After some digging in the logs, I found some indications that the CRL for our
CA, Datagrid-fr, were not downloaded at some of my WNs:
edg-fetch-crl: [2005/02/02-14:54:15] could not download a valid file from 'http://igc.services.cnrs.fr/cgi-bin/loadcrl?CA=CNRS-Projets&format=PEM'
edg-fetch-crl: [2005/02/02-15:03:57] could not download a valid file from 'http://igc.services.cnrs.fr/cgi-bin/loadcrl?CA=Datagrid-fr&format=PEM'
edg-fetch-crl: [2005/02/02-15:10:58] could not download a valid file from 'http://igc.services.cnrs.fr/cgi-bin/loadcrl?CA=CNRS&format=PEM'
They were downloaded later on, manually too, to be on the safe side.
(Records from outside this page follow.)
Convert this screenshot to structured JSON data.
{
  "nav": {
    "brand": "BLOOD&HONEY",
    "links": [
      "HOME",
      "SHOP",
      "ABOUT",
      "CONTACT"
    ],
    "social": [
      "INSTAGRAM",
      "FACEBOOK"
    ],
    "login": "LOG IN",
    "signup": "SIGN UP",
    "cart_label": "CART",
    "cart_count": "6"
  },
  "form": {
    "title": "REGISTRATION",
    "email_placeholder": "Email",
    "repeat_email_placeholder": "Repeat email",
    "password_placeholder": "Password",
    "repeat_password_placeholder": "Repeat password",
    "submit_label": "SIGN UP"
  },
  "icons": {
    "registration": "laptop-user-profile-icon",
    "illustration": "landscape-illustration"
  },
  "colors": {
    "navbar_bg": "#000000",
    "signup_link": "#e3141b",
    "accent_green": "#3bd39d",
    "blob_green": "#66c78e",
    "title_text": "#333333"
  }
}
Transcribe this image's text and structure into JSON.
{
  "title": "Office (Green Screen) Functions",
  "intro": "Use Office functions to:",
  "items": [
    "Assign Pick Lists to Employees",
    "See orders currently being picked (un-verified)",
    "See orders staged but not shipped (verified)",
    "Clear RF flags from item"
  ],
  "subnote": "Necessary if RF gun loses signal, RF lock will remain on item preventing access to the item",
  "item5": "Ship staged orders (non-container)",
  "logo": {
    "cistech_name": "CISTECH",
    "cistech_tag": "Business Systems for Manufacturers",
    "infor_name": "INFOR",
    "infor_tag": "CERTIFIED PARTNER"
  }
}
However, I remember the previous experience, when the CRL was issued with a bit of delay, and then
due to high web server load and crontab synchronisation
was not downloaded at all sites and created an authentication problem for many users and sites, using
Datagrid-fr certificates.
Then I tried the following command:
globus-job-run myCEhost/jobmanager-torque
/opt/globus/bin/globus-url-copy \
file:///etc/group gsiftp://someoneElsesRBhost/tmp/junk
with two values for the RBhost:
lxn1188.cern.ch and lcgrb02.ifae.es.
With lxn1188 the command succeeded as I expected, with no output, and
with lcgrb02.ifae.es I got:
error: globus_l_ftp_control_send_cmd_cb: gss_init_sec_context failed
GSS failure:
GSS Major Status: Authentication Failed
GSS Minor Status Error Chain:
init_sec_context.c:171: gss_init_sec_context: SSLv3 handshake problems
globus_i_gsi_gss_utils.c:881: globus_i_gsi_gss_handshake: Unable to verify remote side's credentials
globus_i_gsi_gss_utils.c:854: globus_i_gsi_gss_handshake: SSLv3 handshake problems: Couldn't do ssl handshake
OpenSSL Error: s3_clnt.c:840: in library: SSL routines, function SSL3_GET_SERVER_CERTIFICATE: certificate verify failed
globus_gsi_callback.c:351: globus_i_gsi_callback_handshake_callback: Could not verify credential
globus_gsi_callback.c:477: globus_i_gsi_callback_cred_verify: Could not verify credential
globus_gsi_callback.c:769: globus_i_gsi_callback_check_revoked: Invalid CRL: The available CRL has expired
Which means to me that the CRL for Datagrid-fr, available at lcgrb02.ifae.es, has expired, and
the new CRL has not been downloaded yet.
This creates serious authentication issue, which can not be resolved by the affected sites or users.
Emanouil Atanassov
[log in to unmask]
|